When Alice wakes up everything is dark. She is lying, stretched out, on something soft, and there is softness all around her, close. There is also softness above her. She can’t see it, but she knows it is there. She remembers flowers and organ music. People are filing by her, she can’t see them, but she senses they are there. Nor does she really smell the flowers, hear the music.
It occurs to her, lying flat in total silent darkness, imprisoned, that perhaps she is dead. Alice has no memory of dying, of being dead. She doesn’t know what might have happened – automobile accident, heart attack, a disease, but she knows she is dead. There is no other explanation, though she cannot explain her continued consciousness. Is it going to be like this forever, leaving her trapped, buried in a coffin? Or is she wrong? Has she been buried alive? She needs out. She doesn’t know how long she has been trapped here in the darkness, but she can’t allow it to go on. She can’t imagine it going on. She begins to struggle. She begins to scream. And scream.
Alice doesn’t know how long the screaming goes on, struggling and thrashing in the tiny space, but eventually she starts to calm down. She remembers a movie she saw several years before in which a girl, recently buried, suddenly reached a hand up through the graveyard dirt. Everyone in the theater jumped, there were several squeals, a few people screamed. So, she wonders, how did the girl do that?
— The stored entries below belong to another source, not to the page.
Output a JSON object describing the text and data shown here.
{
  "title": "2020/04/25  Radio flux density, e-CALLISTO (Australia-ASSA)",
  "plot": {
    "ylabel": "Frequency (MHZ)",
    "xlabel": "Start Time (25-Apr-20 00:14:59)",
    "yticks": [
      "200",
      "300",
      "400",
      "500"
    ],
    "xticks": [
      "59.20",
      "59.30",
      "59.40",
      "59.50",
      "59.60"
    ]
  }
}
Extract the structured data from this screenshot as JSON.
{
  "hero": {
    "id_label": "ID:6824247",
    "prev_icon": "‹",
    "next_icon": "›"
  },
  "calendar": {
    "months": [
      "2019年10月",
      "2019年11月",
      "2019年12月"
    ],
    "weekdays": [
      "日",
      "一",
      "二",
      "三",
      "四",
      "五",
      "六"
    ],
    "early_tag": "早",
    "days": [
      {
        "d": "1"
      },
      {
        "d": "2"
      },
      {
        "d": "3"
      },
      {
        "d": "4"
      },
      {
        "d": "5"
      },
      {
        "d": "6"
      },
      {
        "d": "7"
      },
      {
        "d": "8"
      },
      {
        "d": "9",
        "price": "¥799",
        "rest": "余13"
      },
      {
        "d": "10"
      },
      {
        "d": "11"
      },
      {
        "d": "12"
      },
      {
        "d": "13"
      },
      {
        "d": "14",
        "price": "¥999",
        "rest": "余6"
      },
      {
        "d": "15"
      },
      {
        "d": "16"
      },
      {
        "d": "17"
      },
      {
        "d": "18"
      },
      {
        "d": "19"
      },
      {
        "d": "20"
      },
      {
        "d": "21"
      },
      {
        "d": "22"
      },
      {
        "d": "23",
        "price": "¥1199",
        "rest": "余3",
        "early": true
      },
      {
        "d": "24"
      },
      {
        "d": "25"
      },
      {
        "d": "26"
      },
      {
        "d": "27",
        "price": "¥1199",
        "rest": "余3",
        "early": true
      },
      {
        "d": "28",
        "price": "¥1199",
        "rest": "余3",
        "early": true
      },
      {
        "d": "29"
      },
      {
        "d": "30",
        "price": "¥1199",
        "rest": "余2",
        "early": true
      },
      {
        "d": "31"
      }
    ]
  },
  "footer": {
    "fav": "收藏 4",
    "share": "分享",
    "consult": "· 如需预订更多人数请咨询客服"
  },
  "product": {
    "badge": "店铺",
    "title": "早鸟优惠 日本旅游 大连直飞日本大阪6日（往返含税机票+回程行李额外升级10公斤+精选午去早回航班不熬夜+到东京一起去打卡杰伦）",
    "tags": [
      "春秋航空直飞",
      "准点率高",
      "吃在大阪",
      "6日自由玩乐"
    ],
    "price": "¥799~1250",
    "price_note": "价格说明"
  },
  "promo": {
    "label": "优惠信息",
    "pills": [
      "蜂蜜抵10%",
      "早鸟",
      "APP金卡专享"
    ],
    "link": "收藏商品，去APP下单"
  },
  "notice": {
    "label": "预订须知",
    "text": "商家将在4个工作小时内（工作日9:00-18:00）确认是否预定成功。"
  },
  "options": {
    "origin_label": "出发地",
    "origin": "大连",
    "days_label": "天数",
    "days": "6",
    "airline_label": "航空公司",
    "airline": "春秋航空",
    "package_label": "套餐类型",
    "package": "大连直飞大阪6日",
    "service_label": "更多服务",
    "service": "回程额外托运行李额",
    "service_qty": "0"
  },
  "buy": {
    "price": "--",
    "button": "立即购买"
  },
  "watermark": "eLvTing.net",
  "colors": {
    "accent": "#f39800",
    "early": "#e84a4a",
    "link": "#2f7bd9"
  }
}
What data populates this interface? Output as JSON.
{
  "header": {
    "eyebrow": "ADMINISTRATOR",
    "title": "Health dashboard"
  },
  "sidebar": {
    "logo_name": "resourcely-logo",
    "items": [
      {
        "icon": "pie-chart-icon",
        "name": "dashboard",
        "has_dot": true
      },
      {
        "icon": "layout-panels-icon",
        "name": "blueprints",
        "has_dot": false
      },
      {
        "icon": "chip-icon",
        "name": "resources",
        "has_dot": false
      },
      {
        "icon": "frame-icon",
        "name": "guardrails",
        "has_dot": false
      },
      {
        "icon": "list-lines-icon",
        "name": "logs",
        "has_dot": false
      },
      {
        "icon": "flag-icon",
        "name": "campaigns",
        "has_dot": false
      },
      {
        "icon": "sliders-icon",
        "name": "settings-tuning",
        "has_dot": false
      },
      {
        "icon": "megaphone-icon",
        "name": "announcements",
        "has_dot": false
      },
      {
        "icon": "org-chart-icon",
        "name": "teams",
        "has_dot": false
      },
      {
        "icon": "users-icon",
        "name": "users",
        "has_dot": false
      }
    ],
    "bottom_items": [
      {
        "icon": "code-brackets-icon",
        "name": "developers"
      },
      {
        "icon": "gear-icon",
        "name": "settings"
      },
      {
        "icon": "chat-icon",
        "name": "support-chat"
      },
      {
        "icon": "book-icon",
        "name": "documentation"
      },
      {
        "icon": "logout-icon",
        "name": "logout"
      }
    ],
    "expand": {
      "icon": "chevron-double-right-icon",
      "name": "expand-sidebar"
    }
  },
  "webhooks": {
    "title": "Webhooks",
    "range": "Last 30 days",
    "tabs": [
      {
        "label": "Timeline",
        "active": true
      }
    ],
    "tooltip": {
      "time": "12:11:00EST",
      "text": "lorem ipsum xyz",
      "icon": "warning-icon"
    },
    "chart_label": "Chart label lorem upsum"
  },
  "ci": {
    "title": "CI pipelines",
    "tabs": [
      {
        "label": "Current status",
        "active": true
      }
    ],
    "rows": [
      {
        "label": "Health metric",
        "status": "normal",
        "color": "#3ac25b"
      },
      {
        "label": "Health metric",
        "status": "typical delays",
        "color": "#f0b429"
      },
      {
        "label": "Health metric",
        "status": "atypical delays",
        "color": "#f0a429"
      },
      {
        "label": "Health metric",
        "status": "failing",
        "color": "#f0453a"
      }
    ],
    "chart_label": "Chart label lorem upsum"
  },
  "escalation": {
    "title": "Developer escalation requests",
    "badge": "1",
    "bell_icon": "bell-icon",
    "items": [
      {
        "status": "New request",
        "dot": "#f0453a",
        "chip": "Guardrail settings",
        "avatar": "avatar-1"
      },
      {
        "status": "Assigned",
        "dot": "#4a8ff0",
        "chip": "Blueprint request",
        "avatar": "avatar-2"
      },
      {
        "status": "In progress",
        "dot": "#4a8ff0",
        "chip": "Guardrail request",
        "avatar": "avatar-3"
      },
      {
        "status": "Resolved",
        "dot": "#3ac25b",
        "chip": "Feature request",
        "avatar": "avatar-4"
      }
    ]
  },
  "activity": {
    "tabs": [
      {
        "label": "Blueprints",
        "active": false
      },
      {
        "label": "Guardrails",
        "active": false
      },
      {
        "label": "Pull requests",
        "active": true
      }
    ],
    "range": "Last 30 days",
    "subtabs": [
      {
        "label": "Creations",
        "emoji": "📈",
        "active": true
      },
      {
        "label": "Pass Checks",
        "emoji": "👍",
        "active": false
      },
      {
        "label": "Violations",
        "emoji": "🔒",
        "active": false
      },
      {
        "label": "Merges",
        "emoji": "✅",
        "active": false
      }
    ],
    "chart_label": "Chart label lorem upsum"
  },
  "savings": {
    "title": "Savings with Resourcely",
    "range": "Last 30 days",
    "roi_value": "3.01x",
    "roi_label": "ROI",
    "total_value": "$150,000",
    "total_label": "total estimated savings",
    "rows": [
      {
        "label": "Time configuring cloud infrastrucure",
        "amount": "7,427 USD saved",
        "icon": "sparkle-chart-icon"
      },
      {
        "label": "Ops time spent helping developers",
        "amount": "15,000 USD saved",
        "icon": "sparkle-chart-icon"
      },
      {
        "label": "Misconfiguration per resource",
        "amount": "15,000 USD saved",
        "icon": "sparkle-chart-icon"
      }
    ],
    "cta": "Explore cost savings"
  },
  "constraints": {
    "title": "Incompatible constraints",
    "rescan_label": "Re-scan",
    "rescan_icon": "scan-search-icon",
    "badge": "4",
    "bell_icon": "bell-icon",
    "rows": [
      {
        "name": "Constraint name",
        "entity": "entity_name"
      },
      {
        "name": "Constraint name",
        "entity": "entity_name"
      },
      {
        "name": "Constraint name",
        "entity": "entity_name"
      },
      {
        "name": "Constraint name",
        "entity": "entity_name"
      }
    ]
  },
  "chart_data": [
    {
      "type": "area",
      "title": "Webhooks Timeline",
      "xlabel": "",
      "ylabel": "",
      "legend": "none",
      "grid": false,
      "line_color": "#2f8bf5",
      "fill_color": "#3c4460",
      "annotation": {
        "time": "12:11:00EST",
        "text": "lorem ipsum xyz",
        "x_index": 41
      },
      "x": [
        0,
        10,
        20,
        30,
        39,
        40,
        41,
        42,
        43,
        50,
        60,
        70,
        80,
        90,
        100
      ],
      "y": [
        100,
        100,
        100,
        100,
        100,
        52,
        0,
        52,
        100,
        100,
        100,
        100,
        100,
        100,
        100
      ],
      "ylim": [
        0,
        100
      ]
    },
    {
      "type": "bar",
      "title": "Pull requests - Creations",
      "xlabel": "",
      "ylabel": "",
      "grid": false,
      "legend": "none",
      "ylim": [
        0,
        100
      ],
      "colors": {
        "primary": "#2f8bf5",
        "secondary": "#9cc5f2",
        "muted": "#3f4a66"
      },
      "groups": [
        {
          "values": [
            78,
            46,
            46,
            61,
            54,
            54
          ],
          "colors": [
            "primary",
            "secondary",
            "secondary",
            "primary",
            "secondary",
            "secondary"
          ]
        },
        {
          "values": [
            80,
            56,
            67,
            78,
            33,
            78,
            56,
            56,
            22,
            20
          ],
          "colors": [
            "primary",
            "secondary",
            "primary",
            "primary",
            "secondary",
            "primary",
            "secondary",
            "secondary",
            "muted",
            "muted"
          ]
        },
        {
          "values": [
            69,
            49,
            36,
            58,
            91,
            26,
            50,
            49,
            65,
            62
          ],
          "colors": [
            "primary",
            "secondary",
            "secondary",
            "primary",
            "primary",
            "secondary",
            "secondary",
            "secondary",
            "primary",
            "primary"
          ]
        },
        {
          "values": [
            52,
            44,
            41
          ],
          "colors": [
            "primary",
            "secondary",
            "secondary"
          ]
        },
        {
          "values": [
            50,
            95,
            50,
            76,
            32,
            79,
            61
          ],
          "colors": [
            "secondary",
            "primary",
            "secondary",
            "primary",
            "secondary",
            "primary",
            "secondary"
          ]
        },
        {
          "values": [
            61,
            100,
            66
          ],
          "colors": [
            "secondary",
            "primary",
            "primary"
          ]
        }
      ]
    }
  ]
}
Had she be buried, not only alive, but coffinless, just lowered into a hole in the ground and covered up? Or did coffins have a weak spot that the girl had managed to penetrate, allowing a stream of dirt to rain in until she could force her hand upward, through it, into the light? Alice feels around above her; with her nails she manages to tear the fabric above her, shredding until she feels wood. Then she begins to pound as much as the crowded space will allow. She does this for hours, days, perhaps months. She rests occasionally, then begins again. Finally, lifetimes later, she feels something start to give. She pounds and pushes and suddenly a thin trickle of dirt begins to fall around her. Pushing, up and up, knowing escape from her prison was imminent. Pushing, clawing, resting, then pushing and clawing some more. Dirt cakes under her nails, falls on her face and breasts. She begins to wonder if the coffin was simply going to fill with dirt, leaving her even worse off than before – double buried. She wonders if she should stop for awhile, then she feels her hand burst through into warm sunlight. She flexes her fingers, moves her hand back and forth, waving. Through the earth she hears the people above her screaming; she feels the vibrations of running feet. She tries to wave them back, a single hand beckoning. But no one turns, no one comes back. It is then that Alice begins to wish that she had learned sign language.